3. Divisibility Check: If (r1 * r2) % k == 0, we need to count the number of pairs with remainders r1 and r2. This is given by freq[r1] * freq[r2] if r1 != r2 (avoid double counting) and freq[r1] * (freq[r1] -1) / 2 if r1 == r2 (combinations within the same remainder).

4. Summation: Accumulate the counts from step 3 to get the total number of pairs.

Time Complexity: O(n + k²), where n is the length of nums and k is the given integer. The frequency counting is O(n), and the pair iteration is O(k²).

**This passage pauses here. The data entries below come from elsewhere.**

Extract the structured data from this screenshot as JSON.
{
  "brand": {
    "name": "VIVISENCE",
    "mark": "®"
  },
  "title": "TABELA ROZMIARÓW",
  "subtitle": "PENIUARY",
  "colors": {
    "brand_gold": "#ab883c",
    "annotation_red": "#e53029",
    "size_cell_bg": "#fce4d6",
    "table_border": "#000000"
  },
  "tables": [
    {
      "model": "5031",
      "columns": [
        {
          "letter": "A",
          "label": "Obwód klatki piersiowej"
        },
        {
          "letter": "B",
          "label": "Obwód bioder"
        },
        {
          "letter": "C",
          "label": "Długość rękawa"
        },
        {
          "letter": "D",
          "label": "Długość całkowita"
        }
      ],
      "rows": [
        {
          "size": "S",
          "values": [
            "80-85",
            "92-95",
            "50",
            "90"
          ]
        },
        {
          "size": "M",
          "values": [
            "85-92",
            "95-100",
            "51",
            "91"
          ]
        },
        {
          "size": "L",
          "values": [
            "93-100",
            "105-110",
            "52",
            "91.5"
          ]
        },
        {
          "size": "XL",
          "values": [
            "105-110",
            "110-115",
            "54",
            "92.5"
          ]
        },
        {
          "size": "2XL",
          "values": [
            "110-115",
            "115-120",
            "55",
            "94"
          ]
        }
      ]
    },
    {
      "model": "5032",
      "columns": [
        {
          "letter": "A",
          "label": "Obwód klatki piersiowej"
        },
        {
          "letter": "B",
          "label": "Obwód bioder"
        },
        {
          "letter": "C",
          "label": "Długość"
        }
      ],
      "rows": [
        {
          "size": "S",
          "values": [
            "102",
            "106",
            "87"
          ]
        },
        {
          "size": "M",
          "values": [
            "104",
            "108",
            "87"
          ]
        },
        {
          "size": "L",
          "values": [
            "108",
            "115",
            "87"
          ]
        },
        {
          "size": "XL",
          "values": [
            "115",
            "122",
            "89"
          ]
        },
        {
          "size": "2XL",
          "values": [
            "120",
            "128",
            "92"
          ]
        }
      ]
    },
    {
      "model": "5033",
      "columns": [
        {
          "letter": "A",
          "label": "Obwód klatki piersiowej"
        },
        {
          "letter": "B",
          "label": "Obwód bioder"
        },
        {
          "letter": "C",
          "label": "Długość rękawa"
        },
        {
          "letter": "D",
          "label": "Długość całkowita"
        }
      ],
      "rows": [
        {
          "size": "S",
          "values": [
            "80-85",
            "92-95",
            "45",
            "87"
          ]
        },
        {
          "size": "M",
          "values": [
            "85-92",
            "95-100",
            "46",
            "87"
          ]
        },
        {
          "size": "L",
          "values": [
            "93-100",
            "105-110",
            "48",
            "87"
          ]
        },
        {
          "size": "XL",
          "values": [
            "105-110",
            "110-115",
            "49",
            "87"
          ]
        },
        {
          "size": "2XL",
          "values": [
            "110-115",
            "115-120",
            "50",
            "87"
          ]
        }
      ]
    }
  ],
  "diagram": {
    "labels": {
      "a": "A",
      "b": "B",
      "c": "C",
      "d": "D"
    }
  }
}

In most cases, k is significantly smaller than n, making this approach much faster than the brute force O(n²) solution.

Space Complexity: O(k), the space used by the frequency array.

Code Implementation (Python):

def countPairs(nums, k):
    n = len(nums)
    freq = [0] * k
    for num in nums:
        freq[num % k] += 1
 
    count = 0
    for r1 in range(k):
        for r2 in range(k):
            if (r1 * r2) % k == 0:
                if r1 != r2:
                    count += freq[r1] * freq[r2]
                else:
                    count += freq[r1] * (freq[r1] - 1) // 2
    return count // 2
 

Code Implementation (Java):

class Solution {
    public long countPairs(int[] nums, int k) {
        int n = nums.length;
        int[] freq = new int[k];
        for (int num : nums) {
            freq[num % k]++;
        }
 
        long count = 0;
        for (int r1 = 0; r1 < k; r1++) {
            for (int r2 = 0; r2 < k; r2++) {
                if ((r1 * r2) % k == 0) {
                    if (r1 != r2) {
                        count += (long) freq[r1] * freq[r2];
                    } else {
                        count += (long) freq[r1] * (freq[r1] - 1) / 2;
                    }
                }
            }
        }
        return count / 2;
    }
}

Code Implementation (C++):

class Solution {
public:
    long long countPairs(vector<int>& nums, int k) {
        int n = nums.size();
        vector<long long> freq(k, 0);
        for (int num : nums) {
            freq[num % k]++;
        }
 
        long long count = 0;
        for (int r1 = 0; r1 < k; r1++) {
            for (int r2 = 0; r2 < k; r2++) {
                if ((r1 * r2) % k == 0) {
                    if (r1 != r2) {
                        count += freq[r1] * freq[r2];
                    } else {
                        count += freq[r1] * (freq[r1] - 1) / 2;
                    }
                }
            }
        }
        return count / 2;
    }
};

Code Implementation (Go):

func countPairs(nums []int, k int) int64 {
	n := len(nums)
	freq := make([]int, k)
	for _, num := range nums {
		freq[num%k]++
	}
 
	count := int64(0)
	for r1 := 0; r1 < k; r1++ {
		for r2 := 0; r2 < k; r2++ {
			if (r1*r2)%k == 0 {
				if r1 != r2 {
					count += int64(freq[r1]) * int64(freq[r2])
				} else {
					count += int64(freq[r1]) * int64(freq[r1]-1) / 2
				}
			}
		}
	}
	return count / 2
}

These codes implement the optimized algorithm described above. Remember that the //2 at the end is because we are counting ordered pairs (i,j) where i<j, and we initially counted all pairs without considering the order.